Annie launched and groaned, horrified by the monster she’d created.

*****

Back in the city we ate dinner at a cosy seafood restaurant, filled with a party of beautiful, happy and atrociously loud Spanish people. Annie encouraged me to try a few seafood dishes which I habitually avoid. She applauded me for sucking the juice out of a shrimp head. It was delicious, and I’m glad I tried it, but I don’t think it’ll ever be a go-to dish. It’s so visceral. It can’t help but picture a tiny man on my plate and I’m there pulling his arms off and snapping his legs and chonging on his neck.
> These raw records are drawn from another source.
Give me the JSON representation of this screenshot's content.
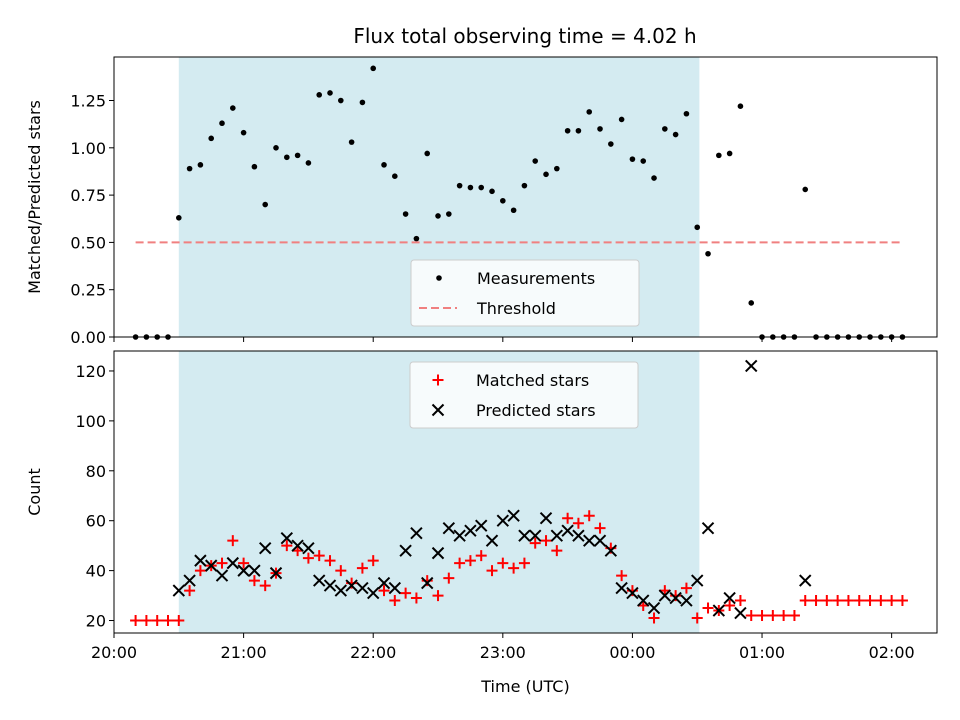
{
  "chart_data": [
    {
      "type": "scatter",
      "title": "Flux total observing time = 4.02 h",
      "xlabel": "",
      "ylabel": "Matched/Predicted stars",
      "xlim": [
        "20:00",
        "02:21"
      ],
      "ylim": [
        0,
        1.48
      ],
      "yticks": [
        0.0,
        0.25,
        0.5,
        0.75,
        1.0,
        1.25
      ],
      "ytick_labels": [
        "0.00",
        "0.25",
        "0.50",
        "0.75",
        "1.00",
        "1.25"
      ],
      "shaded_interval": {
        "start": "20:30",
        "end": "00:31",
        "color": "#d4ebf1"
      },
      "legend_position": "lower-center",
      "series": [
        {
          "name": "Measurements",
          "marker": "dot",
          "color": "#000000",
          "x": [
            "20:10",
            "20:15",
            "20:20",
            "20:25",
            "20:30",
            "20:35",
            "20:40",
            "20:45",
            "20:50",
            "20:55",
            "21:00",
            "21:05",
            "21:10",
            "21:15",
            "21:20",
            "21:25",
            "21:30",
            "21:35",
            "21:40",
            "21:45",
            "21:50",
            "21:55",
            "22:00",
            "22:05",
            "22:10",
            "22:15",
            "22:20",
            "22:25",
            "22:30",
            "22:35",
            "22:40",
            "22:45",
            "22:50",
            "22:55",
            "23:00",
            "23:05",
            "23:10",
            "23:15",
            "23:20",
            "23:25",
            "23:30",
            "23:35",
            "23:40",
            "23:45",
            "23:50",
            "23:55",
            "00:00",
            "00:05",
            "00:10",
            "00:15",
            "00:20",
            "00:25",
            "00:30",
            "00:35",
            "00:40",
            "00:45",
            "00:50",
            "00:55",
            "01:00",
            "01:05",
            "01:10",
            "01:15",
            "01:20",
            "01:25",
            "01:30",
            "01:35",
            "01:40",
            "01:45",
            "01:50",
            "01:55",
            "02:00",
            "02:05"
          ],
          "y": [
            0,
            0,
            0,
            0,
            0.63,
            0.89,
            0.91,
            1.05,
            1.13,
            1.21,
            1.08,
            0.9,
            0.7,
            1.0,
            0.95,
            0.96,
            0.92,
            1.28,
            1.29,
            1.25,
            1.03,
            1.24,
            1.42,
            0.91,
            0.85,
            0.65,
            0.52,
            0.97,
            0.64,
            0.65,
            0.8,
            0.79,
            0.79,
            0.77,
            0.72,
            0.67,
            0.8,
            0.93,
            0.86,
            0.89,
            1.09,
            1.09,
            1.19,
            1.1,
            1.02,
            1.15,
            0.94,
            0.93,
            0.84,
            1.1,
            1.07,
            1.18,
            0.58,
            0.44,
            0.96,
            0.97,
            1.22,
            0.18,
            0,
            0,
            0,
            0,
            0.78,
            0,
            0,
            0,
            0,
            0,
            0,
            0,
            0,
            0
          ]
        },
        {
          "name": "Threshold",
          "style": "dashed",
          "color": "#f08080",
          "x": [
            "20:10",
            "02:05"
          ],
          "y": [
            0.5,
            0.5
          ]
        }
      ]
    },
    {
      "type": "scatter",
      "title": "",
      "xlabel": "Time (UTC)",
      "ylabel": "Count",
      "xlim": [
        "20:00",
        "02:21"
      ],
      "ylim": [
        15,
        128
      ],
      "yticks": [
        20,
        40,
        60,
        80,
        100,
        120
      ],
      "ytick_labels": [
        "20",
        "40",
        "60",
        "80",
        "100",
        "120"
      ],
      "xticks": [
        "20:00",
        "21:00",
        "22:00",
        "23:00",
        "00:00",
        "01:00",
        "02:00"
      ],
      "shaded_interval": {
        "start": "20:30",
        "end": "00:31",
        "color": "#d4ebf1"
      },
      "legend_position": "upper-center",
      "series": [
        {
          "name": "Matched stars",
          "marker": "plus",
          "color": "#ff0000",
          "x": [
            "20:10",
            "20:15",
            "20:20",
            "20:25",
            "20:30",
            "20:35",
            "20:40",
            "20:45",
            "20:50",
            "20:55",
            "21:00",
            "21:05",
            "21:10",
            "21:15",
            "21:20",
            "21:25",
            "21:30",
            "21:35",
            "21:40",
            "21:45",
            "21:50",
            "21:55",
            "22:00",
            "22:05",
            "22:10",
            "22:15",
            "22:20",
            "22:25",
            "22:30",
            "22:35",
            "22:40",
            "22:45",
            "22:50",
            "22:55",
            "23:00",
            "23:05",
            "23:10",
            "23:15",
            "23:20",
            "23:25",
            "23:30",
            "23:35",
            "23:40",
            "23:45",
            "23:50",
            "23:55",
            "00:00",
            "00:05",
            "00:10",
            "00:15",
            "00:20",
            "00:25",
            "00:30",
            "00:35",
            "00:40",
            "00:45",
            "00:50",
            "00:55",
            "01:00",
            "01:05",
            "01:10",
            "01:15",
            "01:20",
            "01:25",
            "01:30",
            "01:35",
            "01:40",
            "01:45",
            "01:50",
            "01:55",
            "02:00",
            "02:05"
          ],
          "y": [
            20,
            20,
            20,
            20,
            20,
            32,
            40,
            42,
            43,
            52,
            43,
            36,
            34,
            39,
            50,
            48,
            45,
            46,
            44,
            40,
            35,
            41,
            44,
            32,
            28,
            31,
            29,
            36,
            30,
            37,
            43,
            44,
            46,
            40,
            43,
            41,
            43,
            51,
            52,
            48,
            61,
            59,
            62,
            57,
            49,
            38,
            32,
            26,
            21,
            32,
            30,
            33,
            21,
            25,
            24,
            26,
            28,
            22,
            22,
            22,
            22,
            22,
            28,
            28,
            28,
            28,
            28,
            28,
            28,
            28,
            28,
            28
          ]
        },
        {
          "name": "Predicted stars",
          "marker": "x",
          "color": "#000000",
          "x": [
            "20:30",
            "20:35",
            "20:40",
            "20:45",
            "20:50",
            "20:55",
            "21:00",
            "21:05",
            "21:10",
            "21:15",
            "21:20",
            "21:25",
            "21:30",
            "21:35",
            "21:40",
            "21:45",
            "21:50",
            "21:55",
            "22:00",
            "22:05",
            "22:10",
            "22:15",
            "22:20",
            "22:25",
            "22:30",
            "22:35",
            "22:40",
            "22:45",
            "22:50",
            "22:55",
            "23:00",
            "23:05",
            "23:10",
            "23:15",
            "23:20",
            "23:25",
            "23:30",
            "23:35",
            "23:40",
            "23:45",
            "23:50",
            "23:55",
            "00:00",
            "00:05",
            "00:10",
            "00:15",
            "00:20",
            "00:25",
            "00:30",
            "00:35",
            "00:40",
            "00:45",
            "00:50",
            "00:55",
            "01:20"
          ],
          "y": [
            32,
            36,
            44,
            42,
            38,
            43,
            40,
            40,
            49,
            39,
            53,
            50,
            49,
            36,
            34,
            32,
            34,
            33,
            31,
            35,
            33,
            48,
            55,
            35,
            47,
            57,
            54,
            56,
            58,
            52,
            60,
            62,
            54,
            54,
            61,
            54,
            56,
            54,
            52,
            52,
            48,
            33,
            31,
            28,
            25,
            30,
            29,
            28,
            36,
            57,
            24,
            29,
            23,
            122,
            36
          ]
        }
      ]
    }
  ]
}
We’d been intending to meet up with the girls from the previous evening, but we were both sleepy and satisfied and decided there wasn’t much point. It’d been a pleasant and busy day. Annie had a Hinge date lined up for the late evening, but she let that slide too. She said she was too tired and couldn’t be bothered, but part of me wondered whether it wasn’t on my behalf. I felt a little guilty – I wanted her to have fun – but I felt grateful we got to spend more time together.

We sat in a park on the way home, empty in the warm night, and we talked a while. I talked about the past – I always talk about the past – and after a while we ended up talking about Berlin. Annie told a horrendous story that made me laugh.

“I mean, who wants to walk into a bathroom and find somebody else’s shit-soaked butt hose?”

Shit-soaked butt hose. Nobody has a way with words quite like my mate.